Fitness isn’t discretionary anymore. It’s protected spend.
Americans plan to spend ~$60 billion on health and fitness in 2026, according to new data from the Health & Fitness Association. That breaks down to roughly $61 per month per person — money that’s being set aside intentionally, not impulsively.
This isn’t resolution optimism.
It’s budgeting behavior.
Fitness has moved from aspiration to allocation.
In other words: when money gets tight, the gym stays.
The goals themselves are shifting.
Consumers aren’t chasing extremes — they’re investing in longevity:
Low-impact. Functional. Sustainable.
Fitness as infrastructure for life.
Despite at-home options, 86% say gyms, studios, and health clubs are critical to achieving results.
Why?
Because consistency still requires space, coaching, and community.

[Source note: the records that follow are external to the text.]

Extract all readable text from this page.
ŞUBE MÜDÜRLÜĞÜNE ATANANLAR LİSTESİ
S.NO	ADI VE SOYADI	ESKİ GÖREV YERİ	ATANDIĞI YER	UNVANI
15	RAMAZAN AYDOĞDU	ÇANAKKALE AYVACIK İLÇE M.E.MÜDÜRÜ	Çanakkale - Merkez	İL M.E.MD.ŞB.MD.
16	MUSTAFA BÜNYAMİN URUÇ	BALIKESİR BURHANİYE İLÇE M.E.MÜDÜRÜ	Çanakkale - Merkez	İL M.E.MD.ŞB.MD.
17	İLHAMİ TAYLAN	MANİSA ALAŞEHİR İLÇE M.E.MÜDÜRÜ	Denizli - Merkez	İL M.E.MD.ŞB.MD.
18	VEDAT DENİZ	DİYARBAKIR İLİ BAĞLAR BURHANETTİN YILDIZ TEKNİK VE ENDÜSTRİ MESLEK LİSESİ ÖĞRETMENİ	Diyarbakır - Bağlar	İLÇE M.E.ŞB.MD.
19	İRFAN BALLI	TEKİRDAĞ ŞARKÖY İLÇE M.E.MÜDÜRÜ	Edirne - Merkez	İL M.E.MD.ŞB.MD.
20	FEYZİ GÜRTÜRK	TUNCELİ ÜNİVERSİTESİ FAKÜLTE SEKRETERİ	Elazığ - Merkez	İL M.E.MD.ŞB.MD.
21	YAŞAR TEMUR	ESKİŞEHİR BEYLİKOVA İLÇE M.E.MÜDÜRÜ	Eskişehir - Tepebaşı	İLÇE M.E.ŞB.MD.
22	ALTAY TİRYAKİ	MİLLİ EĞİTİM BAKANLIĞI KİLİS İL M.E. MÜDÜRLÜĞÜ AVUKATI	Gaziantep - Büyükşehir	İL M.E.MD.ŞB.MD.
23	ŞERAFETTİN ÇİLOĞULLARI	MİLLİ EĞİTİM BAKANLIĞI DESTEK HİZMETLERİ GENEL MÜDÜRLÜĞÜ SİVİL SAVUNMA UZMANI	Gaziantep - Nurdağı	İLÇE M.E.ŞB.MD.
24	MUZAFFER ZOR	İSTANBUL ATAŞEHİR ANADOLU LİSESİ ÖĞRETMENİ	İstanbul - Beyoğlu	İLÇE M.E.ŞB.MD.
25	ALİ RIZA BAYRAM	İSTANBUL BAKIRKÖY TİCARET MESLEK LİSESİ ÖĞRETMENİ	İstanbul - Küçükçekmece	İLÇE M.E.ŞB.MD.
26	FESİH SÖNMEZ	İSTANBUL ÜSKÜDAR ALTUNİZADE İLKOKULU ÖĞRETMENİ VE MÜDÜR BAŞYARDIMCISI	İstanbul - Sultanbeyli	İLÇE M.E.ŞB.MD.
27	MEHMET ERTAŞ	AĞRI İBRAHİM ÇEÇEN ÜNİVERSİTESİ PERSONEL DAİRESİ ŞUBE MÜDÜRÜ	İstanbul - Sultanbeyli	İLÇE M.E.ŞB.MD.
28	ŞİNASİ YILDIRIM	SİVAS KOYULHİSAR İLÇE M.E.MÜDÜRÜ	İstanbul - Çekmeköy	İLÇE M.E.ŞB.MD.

From budget gyms to boutique Pilates and “everything gyms,” physical locations remain behavior-change engines — not relics.
Fitness is no longer a “nice to have.”
It’s being treated like rent, groceries, and insurance — a nonnegotiable line item tied to healthspan, not aesthetics. Brands and operators built for consistency, community, and long-term engagement will win the next cycle.
Fitness isn’t booming because people are motivated.
It’s booming because people are committed.